The new authority in the NDAA will enable CBP to work more closely with private sector partners to identify violators of intellectual property protections. CBP's FY 2013 budget request would bolster these efforts with a $10 million increase for IPR supply and distribution chain management.

AD/CV enforcement solutions. Another priority trade issue that CBP will focus its resources on in FYs 2012 and 2013 is shipments of merchandise subject to antidumping/countervailing duties (AD/CVD). CBP has created a multi-disciplinary Re-engineering Dumping (RED) Team to review the AD/CVD process and to develop enforcement solutions. This group is reviewing the entire spectrum of the AD/CVD import process from foreign place-of-manufacture to collection of final duties and identifying the threats, challenges, and vulnerabilities in each stage of the process.

Risk-based exams on pharma, electronics, apparel. To further focus its trade enforcement resources, CBP is initiating an enhanced inspection effort based on an assessment of importer risk. The initiative will protect the American consumer from importations of illegitimate and potentially dangerous products without impacting the economic benefits provided by fair and legitimate trade.

CBP will use the capabilities of its Automated Targeting System (ATS) to identify high-risk shipments of pharmaceuticals, electronics, and wearing apparel imported in the maritime, air cargo, express consignment and international mail environments.
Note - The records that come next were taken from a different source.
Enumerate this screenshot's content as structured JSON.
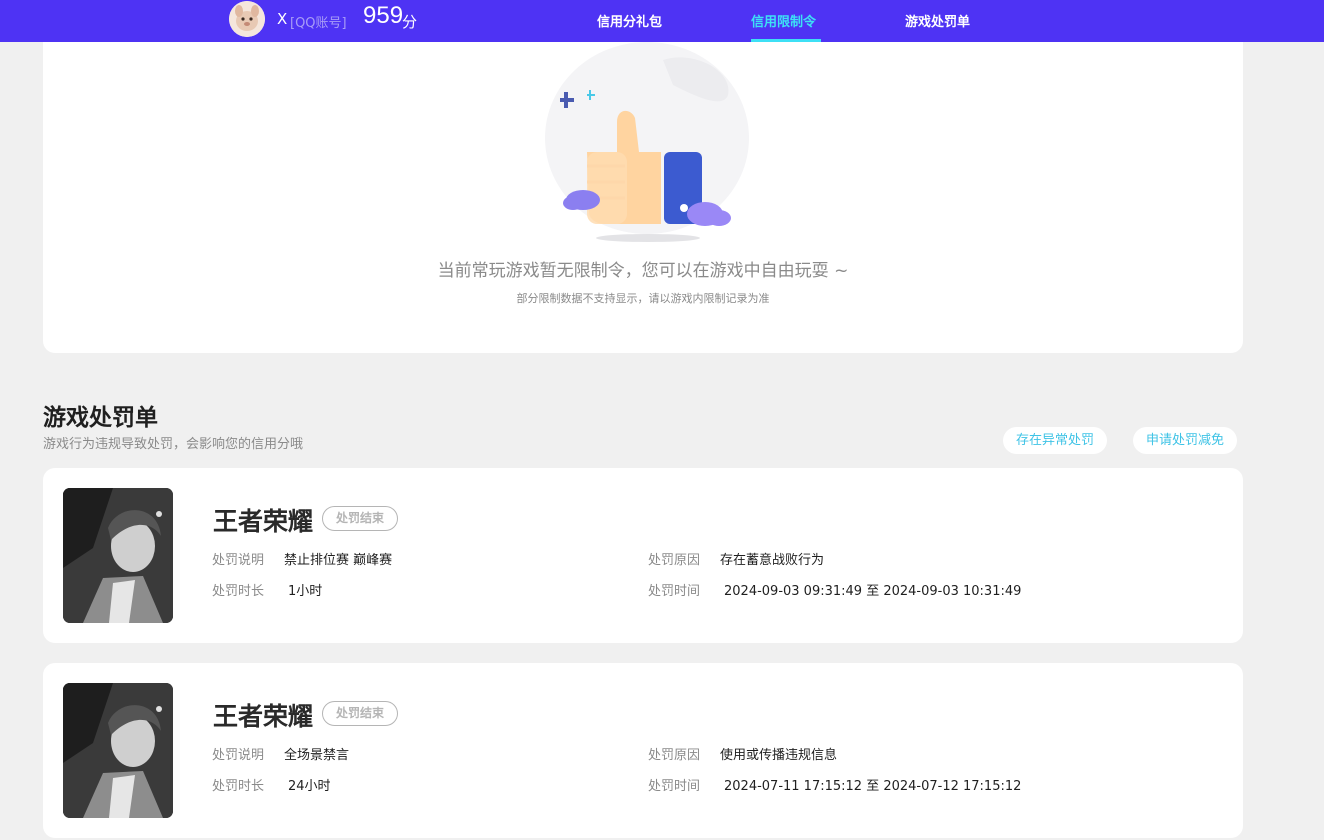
{
  "header": {
    "user_name": "X",
    "account_type": "[QQ账号]",
    "score": "959",
    "score_unit": "分",
    "tabs": [
      {
        "label": "信用分礼包",
        "active": false
      },
      {
        "label": "信用限制令",
        "active": true
      },
      {
        "label": "游戏处罚单",
        "active": false
      }
    ]
  },
  "restriction": {
    "empty_title": "当前常玩游戏暂无限制令，您可以在游戏中自由玩耍 ~",
    "empty_subtitle": "部分限制数据不支持显示，请以游戏内限制记录为准"
  },
  "punishments": {
    "title": "游戏处罚单",
    "subtitle": "游戏行为违规导致处罚，会影响您的信用分哦",
    "actions": [
      "存在异常处罚",
      "申请处罚减免"
    ],
    "labels": {
      "desc": "处罚说明",
      "duration": "处罚时长",
      "reason": "处罚原因",
      "time": "处罚时间"
    },
    "items": [
      {
        "game": "王者荣耀",
        "status": "处罚结束",
        "desc": "禁止排位赛 巅峰赛",
        "duration": "1小时",
        "reason": "存在蓄意战败行为",
        "time": "2024-09-03 09:31:49 至 2024-09-03 10:31:49"
      },
      {
        "game": "王者荣耀",
        "status": "处罚结束",
        "desc": "全场景禁言",
        "duration": "24小时",
        "reason": "使用或传播违规信息",
        "time": "2024-07-11 17:15:12 至 2024-07-12 17:15:12"
      }
    ]
  },
  "colors": {
    "brand": "#4e33f4",
    "active_tab": "#3de0f5",
    "action_text": "#3fc3e6"
  }
}
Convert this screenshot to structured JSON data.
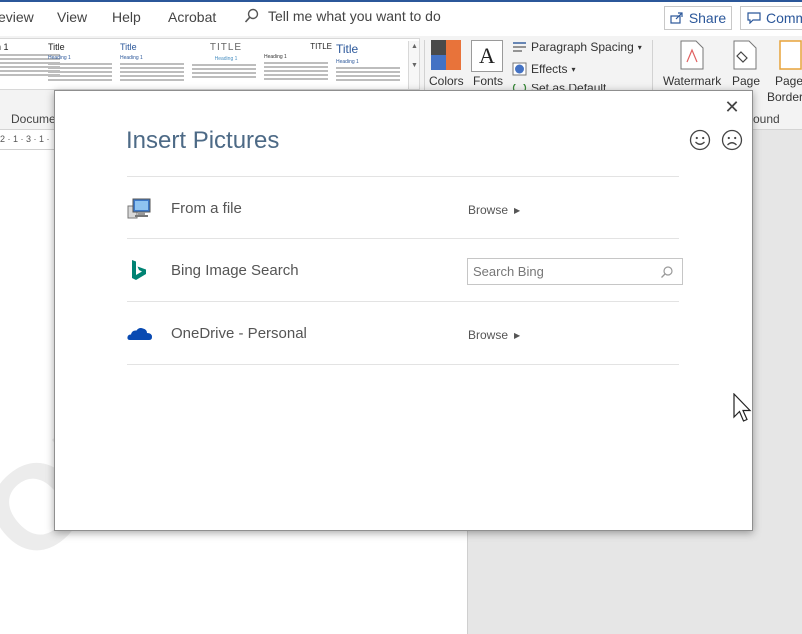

Physical examinations of these high-risk shipments will be performed to confirm intellectual property rights violations and other admissibility concerns.1

The initiative will exclude all of CBP‘s trusted trading partners (such as members of the Importer Self-Assessment (ISA) Program, Customs-Trade Partnership Against Terrorism (C-TPAT), CBP‘s National Accounts, and participants in CBP‘s Centers of Expertise and Excellence).

1CBP officials indicated that this initiative will be part of the new Interagency Trade Enforcement Center (ITEC). (See ITT's Online Archives 12022905 for summary of the President issuing an Executive Order to establish the ITEC.)

(The CBP officials testified on February 29, 2012 before the Subcommittee on Homeland Security of the House Appropriations Committee. Their written statement primarily focused on border security, but also touched upon the Container Security Initiative (CSI) and the Air Cargo Advanced Screening (ACAS) program.

See ITT's Online Archives 12010615 for summary of the NDAA, which also includes other provisions on detecting and avoiding counterfeit electronic parts, a Berry Amendment Waiver for fire resistant rayon fiber, Central Bank of Iran sanctions, and FY 2012 authorizations for the Defense Department.)